In Moran’s case, his fate was sealed when the Pirates re-upped with Yoshi Tsutsugo on a one-year deal. Tsutsugo made an instant impact after coming over to Pittsburgh in August, and Moran struggled through a couple different injuries in 2021. Moran was a fairly steady option for the Pirates with the bat, but never developed to big-time power that the Pirates were hoping for.

Of course when you talk about the decisions the Pirates make, salary plays a big factor. All three of Moran, Brault and Kuhl were arbitration-eligible, and the were projected to earn a combined $9.2M. How much money have the Pirates spent this offseason on free agent contracts? $11M, so the money the Pirates opted not to give to the trio was all used elsewhere.
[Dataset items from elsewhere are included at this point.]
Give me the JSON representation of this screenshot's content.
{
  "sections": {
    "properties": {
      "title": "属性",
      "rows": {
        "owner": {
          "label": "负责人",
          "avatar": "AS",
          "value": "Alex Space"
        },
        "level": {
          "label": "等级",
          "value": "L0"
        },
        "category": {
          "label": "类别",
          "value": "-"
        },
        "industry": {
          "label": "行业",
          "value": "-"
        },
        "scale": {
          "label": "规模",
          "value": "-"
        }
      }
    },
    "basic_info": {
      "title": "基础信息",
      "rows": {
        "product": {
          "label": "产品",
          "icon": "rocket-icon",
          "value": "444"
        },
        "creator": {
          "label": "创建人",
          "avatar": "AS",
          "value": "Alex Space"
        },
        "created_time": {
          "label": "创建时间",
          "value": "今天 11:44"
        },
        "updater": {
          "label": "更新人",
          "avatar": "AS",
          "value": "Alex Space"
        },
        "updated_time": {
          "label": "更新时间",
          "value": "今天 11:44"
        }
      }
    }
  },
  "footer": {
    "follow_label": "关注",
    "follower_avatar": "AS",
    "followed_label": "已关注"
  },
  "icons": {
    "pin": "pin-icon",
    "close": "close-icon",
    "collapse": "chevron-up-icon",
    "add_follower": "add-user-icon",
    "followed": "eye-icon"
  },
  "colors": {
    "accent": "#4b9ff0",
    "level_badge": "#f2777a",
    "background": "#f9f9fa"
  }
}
Another reason the decisions shouldn’t come as big of a shock is simply that none of the three were brought in under Cherington. Former general manager Neal Huntington drafted Kuhl, acquired Brault from the Orioles and Moran in the famous – or infamous – Gerrit Cole trade. Looking at the Pirates 40-man roster, 24 of the 39 players have been acquired by Cherington, proving his efforts to overturn the roster since he took over about 25 months ago.

Some weren’t surprised by the moves, some seemed to be. Overall, the Pirates chose to opt for younger and less-expensive players who offer at least similar production moving forward.